Like Curador, Mafiaboy was also partly brought down by online bragging. Mafiaboy, whose identity is protected under Canadian law, was first identified as a suspect after being observed on an Internet Relay Chat soliciting suggestions for which sites to invade. Michael Lyle, chief technology officer at Recourse Technologies Inc. in Palo Alto, Calif., who witnessed the communication, told the FBI in February that he actually corresponded with Mafiaboy, who claimed to have attacked CNN, ETrade and several smaller sites.
"They do this for notoriety, and they do it for respect," said Davis. "They are 15-year-old nerds and they get no respect in real life so they go to the Internet and take down a site and get respect from their cyberbuddies."
Lyle says log files show that Mafiaboy's discussions of targeting the sites occurred shortly before they were actually attacked. Mafiaboy was located after investigators traced him to attacks against a computer at a research lab at the University of California at Santa Barbara (UCSB). The UCSB computer was broken into on Feb. 8 and used to send a storm of packets against the CNN site, halting regular traffic. Log files kept by UCSB administrators led to a Canadian Internet service provider allegedly used by Mafiaboy.
"With Yahoo and eBay and Amazon, we believe it was most likely a different individual with a different tool set, such as maybe the French hacker group ADM," said Lyle. "The concept of distributed denial of service has been around for quite a while, but it took some sophistication to attack eBay and Yahoo."
Canadian authorities searched Mafiaboy's home last weekend and seized computer equipment suspected of being used in the attacks. The teen appeared in youth court on Tuesday and was released on bail under the conditions that he not use a computer without a teacher present and not visit stores that sell computers or related equipment.
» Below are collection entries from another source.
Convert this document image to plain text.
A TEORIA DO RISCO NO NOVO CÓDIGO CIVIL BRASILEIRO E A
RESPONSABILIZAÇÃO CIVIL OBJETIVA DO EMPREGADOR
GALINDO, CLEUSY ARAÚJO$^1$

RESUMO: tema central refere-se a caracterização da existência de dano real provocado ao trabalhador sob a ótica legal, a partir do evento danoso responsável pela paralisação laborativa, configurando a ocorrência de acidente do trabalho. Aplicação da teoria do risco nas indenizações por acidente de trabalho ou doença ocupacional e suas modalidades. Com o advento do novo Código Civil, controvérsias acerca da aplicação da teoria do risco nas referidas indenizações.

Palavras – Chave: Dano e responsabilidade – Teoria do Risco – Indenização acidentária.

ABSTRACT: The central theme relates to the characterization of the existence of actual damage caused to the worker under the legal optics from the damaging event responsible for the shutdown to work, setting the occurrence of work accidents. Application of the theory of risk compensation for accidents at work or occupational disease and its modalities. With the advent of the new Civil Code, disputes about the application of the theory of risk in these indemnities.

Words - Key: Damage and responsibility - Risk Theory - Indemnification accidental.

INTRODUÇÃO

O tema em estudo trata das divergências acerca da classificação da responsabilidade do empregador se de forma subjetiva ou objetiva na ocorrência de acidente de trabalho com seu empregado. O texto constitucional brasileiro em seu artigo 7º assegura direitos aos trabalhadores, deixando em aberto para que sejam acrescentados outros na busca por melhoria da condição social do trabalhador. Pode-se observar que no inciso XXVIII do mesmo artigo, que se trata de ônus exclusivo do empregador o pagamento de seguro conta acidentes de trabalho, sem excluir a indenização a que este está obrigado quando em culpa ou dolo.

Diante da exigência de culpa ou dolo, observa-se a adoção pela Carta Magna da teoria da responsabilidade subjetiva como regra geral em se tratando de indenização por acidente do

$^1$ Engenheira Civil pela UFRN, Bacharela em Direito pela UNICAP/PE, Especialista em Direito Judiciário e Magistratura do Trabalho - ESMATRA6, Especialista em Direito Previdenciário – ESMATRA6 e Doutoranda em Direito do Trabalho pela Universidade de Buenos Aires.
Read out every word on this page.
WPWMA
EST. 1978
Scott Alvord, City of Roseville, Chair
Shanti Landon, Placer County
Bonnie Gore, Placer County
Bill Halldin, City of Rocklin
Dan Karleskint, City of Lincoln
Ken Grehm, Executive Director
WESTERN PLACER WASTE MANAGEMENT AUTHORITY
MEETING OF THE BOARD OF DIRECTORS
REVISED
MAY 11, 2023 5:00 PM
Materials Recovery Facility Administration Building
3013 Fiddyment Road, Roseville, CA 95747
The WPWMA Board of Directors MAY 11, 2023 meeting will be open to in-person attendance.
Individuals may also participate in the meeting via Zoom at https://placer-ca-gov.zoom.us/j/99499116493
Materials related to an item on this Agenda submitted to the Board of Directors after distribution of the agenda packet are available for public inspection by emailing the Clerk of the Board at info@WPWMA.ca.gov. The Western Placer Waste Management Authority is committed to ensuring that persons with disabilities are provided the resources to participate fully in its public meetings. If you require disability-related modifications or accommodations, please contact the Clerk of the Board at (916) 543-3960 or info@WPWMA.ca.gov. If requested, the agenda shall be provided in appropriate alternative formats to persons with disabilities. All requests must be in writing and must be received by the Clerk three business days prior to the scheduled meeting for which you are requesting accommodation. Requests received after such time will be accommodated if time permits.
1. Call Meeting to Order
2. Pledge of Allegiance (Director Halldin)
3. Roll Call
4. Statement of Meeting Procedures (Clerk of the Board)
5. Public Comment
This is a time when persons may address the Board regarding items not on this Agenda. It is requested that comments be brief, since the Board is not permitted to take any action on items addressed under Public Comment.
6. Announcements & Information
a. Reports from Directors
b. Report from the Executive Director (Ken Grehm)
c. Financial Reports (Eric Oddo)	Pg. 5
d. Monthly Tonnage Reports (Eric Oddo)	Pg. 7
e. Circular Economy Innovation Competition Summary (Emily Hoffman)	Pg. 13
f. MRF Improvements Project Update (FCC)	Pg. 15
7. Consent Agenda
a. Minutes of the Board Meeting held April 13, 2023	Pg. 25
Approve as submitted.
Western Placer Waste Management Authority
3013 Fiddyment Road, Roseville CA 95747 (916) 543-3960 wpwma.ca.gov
Inspector Yves Roussel of the Royal Canadian Mounted Police said other arrests could be made in the continuing investigation, which is being conducted jointly by the Computer Investigation and Support Unit of the RCMP in Montreal, the FBI, the National Infrastructure Protection Center and the U.S. Department of Justice.
Janet Reno, U.S. attorney general, said the arrest "demonstrated our capacity to track down those who would abuse this remarkable technology and track them down wherever they may be."
But Lyle gave the FBI only a 50-50 chance of catching those involved in the first set of attacks because much of the evidence has been lost. He noted that if an Internet service provider or a company mobilizes quickly during an attack, traffic flow statistics and other crucial data can be captured by routers to build a data trail.
"It seems that mobilization didn't happen on the first day of the attack," said Lyle. "The individual service providers took corrective actions themselves, but there wasn't the widespread cooperation necessary to preserve evidence and get data on what was actually happening."